Parlow and Mike half-rested against the blind’s lip. Parlow was by far the better hunter; Mike came for the company and a day in the air. Parlow faced west, and Mike east. The wind was out of the west, but the chances were even: they might come in on the wind, or they might turn into the wind to land. Fifteen decoys bobbed in the marsh before them. “No, they might come from anywhere,” Mike thought. It was a joy for him to be in the winter sun.

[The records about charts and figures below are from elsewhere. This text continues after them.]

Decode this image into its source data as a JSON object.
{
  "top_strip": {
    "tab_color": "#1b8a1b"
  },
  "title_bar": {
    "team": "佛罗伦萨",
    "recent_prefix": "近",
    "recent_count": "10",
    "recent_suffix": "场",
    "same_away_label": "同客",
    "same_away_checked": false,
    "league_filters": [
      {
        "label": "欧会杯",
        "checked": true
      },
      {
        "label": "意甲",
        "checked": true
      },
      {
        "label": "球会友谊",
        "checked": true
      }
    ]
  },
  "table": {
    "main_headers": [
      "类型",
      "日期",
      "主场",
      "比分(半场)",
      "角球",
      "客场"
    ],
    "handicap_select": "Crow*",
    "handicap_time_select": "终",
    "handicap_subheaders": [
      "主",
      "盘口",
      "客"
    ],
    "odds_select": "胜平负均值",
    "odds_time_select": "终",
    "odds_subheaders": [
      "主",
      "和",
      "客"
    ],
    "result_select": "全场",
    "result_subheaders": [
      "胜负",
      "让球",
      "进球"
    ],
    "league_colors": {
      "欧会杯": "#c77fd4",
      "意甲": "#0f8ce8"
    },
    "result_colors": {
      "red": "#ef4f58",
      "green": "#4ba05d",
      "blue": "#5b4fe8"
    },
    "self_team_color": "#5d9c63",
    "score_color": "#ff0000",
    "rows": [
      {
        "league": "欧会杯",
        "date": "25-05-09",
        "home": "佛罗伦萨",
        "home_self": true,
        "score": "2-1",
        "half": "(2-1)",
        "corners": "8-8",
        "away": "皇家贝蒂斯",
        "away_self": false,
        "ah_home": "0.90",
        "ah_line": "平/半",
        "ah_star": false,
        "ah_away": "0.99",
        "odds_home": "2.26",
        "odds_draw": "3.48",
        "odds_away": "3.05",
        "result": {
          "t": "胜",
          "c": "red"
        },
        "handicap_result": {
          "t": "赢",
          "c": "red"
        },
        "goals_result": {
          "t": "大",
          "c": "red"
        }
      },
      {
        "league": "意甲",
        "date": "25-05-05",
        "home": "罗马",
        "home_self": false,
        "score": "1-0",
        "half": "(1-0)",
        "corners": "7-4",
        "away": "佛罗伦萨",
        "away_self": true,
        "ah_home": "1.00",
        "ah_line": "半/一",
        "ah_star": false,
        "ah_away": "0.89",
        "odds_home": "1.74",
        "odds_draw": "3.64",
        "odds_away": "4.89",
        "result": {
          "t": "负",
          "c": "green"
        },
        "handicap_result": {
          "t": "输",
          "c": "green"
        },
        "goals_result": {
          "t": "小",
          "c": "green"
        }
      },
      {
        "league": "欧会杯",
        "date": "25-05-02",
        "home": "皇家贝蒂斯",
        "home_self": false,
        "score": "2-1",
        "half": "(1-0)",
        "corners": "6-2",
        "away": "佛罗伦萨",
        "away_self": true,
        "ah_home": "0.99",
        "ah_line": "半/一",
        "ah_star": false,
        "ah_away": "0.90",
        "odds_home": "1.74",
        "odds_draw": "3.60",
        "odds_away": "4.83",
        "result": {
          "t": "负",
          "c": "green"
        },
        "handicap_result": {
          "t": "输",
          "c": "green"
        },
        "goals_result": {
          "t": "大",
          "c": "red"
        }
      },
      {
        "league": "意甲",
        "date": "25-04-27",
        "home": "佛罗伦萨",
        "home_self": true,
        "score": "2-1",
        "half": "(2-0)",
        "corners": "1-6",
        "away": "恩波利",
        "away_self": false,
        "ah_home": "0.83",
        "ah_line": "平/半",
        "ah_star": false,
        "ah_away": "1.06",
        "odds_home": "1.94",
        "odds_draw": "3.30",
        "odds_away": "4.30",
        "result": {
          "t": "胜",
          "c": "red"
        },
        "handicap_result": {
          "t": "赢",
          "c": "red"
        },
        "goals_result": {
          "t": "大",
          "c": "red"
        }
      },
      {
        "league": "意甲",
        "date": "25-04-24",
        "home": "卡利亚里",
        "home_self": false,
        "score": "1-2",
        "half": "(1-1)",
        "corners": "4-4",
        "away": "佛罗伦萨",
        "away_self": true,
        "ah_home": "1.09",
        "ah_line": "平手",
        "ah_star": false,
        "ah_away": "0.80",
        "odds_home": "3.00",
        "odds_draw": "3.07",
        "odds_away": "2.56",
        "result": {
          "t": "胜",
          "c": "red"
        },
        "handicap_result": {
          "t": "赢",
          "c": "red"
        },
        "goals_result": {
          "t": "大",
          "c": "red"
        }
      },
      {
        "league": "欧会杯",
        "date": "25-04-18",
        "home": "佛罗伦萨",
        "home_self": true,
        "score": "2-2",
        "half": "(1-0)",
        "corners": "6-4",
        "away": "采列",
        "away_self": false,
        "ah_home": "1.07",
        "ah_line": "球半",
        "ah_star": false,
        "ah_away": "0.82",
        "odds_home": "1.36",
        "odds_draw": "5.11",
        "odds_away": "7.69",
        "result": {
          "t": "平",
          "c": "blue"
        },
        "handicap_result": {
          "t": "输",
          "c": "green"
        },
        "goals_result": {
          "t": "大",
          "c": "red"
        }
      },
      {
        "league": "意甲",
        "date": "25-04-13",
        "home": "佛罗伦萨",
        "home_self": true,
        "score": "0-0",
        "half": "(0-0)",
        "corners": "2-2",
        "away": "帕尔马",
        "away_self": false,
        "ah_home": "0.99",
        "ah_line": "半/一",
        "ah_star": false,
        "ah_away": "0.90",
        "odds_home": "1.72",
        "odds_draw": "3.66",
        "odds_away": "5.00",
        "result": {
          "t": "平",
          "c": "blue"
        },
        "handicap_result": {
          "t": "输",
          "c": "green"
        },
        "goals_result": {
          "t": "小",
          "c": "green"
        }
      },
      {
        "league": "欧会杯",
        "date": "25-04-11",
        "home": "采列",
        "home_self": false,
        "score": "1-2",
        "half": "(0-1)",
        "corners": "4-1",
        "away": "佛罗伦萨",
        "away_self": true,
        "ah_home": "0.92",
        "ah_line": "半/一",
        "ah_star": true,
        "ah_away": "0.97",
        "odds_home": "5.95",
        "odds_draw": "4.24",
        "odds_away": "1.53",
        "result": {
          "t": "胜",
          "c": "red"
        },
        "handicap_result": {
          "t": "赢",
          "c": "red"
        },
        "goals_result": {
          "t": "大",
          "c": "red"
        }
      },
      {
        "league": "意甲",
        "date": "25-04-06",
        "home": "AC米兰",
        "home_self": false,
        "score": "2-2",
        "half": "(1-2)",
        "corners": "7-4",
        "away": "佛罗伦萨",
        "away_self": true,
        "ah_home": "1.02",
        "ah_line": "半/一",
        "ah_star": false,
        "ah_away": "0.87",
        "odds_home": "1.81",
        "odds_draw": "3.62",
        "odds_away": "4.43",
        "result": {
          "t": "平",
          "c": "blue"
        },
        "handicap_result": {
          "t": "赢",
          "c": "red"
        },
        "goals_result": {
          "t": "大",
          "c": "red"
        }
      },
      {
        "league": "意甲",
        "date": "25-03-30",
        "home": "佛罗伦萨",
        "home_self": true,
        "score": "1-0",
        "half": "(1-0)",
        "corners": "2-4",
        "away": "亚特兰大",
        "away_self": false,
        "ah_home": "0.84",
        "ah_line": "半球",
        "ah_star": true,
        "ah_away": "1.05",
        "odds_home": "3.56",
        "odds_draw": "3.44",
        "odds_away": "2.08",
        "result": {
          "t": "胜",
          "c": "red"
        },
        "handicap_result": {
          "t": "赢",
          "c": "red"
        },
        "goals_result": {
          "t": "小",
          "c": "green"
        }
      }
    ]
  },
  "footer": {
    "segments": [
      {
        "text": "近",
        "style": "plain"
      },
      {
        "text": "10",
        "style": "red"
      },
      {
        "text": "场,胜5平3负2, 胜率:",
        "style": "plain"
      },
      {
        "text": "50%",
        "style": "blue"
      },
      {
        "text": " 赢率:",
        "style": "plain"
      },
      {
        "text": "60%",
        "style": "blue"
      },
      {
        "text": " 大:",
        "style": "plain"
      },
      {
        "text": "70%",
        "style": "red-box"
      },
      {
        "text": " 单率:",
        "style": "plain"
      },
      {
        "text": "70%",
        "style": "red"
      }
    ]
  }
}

“I am jealous, yes, of others’ success,” Parlow said, “but I never envied anyone’s achievement.”

“Uh-huh,” Mike said.

“Some swine made more money than I,” Parlow said. “Sold a story to Harper’s, fooled a critic—there are those,” he said, “who fall with the right side up, and, thereverafter, whoever sees them, thinks, that fella looks like ‘Heads.’ You know them names. Edmond Harper Gaines, Lucille Brandt Williams, anybody with three names. Read the review, choke down the prose, of what in the world was the Reading Public thinking?

“No, it’s not impossible that culture is a field. Of good or bad potential, but capable, presumably, of bringing forth some fruit. What does it require to promote growth . . . ?”

“Shit,” Mike said.

“It requires manure,” Parlow said, “animal or vegetable.”

“Write it up for the Little Review,” Mike said.

“I sent them my article on the Prairie school of architecture,” Parlow said.

“And?”

“They wrote they were considering it, and I found myself ashamed. But fuck it; it all comes from the Japanese. Those who have seen that Land of Cherry Blossoms; who have inhaled the mixed, suggestive fragrances of that ancient land; for those, e’en the unquenchable longing to return is small price to pay for having witnessed it.”

“The longing to return could, conceivably, be quenched if you got on a fucking boat,” Mike said.

“Who’s got the time?” Parlow said. “And then there’s seasickness.”

“What did you like best about Japan?” Mike asked.

“Diminutive women, reasonably priced,” Parlow said. “What makes the world go round? The world’s like a hamster wheel, revolves as the motive force runs against it. The world goes around, as everyone is running in the wrong direction.”

“And, of course, over there,” Mike said, “they’ve got the direction wrong.”

“What a terrible thing to say,” Parlow said. “Why would their direction be wrong?”

“Because they’re in the Southern Hemisphere,” Mike said.

“Japan,” Parlow said, “lies in the same latitude as Cleveland. Didn’t you read my book?

“That fucking book, speaking of envy, was on the short short list for a Most Prestigious Literary Prize,” Parlow said.

“What impeded your reception of it? Evil forces?” Mike said.

“I attribute the injustice to a public gorged on accounts of the fire, the earthquake, the waterspout, and the tidal wave, now grown inured, and uninterested in the mundane but necessary work of reconstruction,” Parlow said.

“You should have come home sooner,” Mike said.

“My God, you’re right,” Parlow said.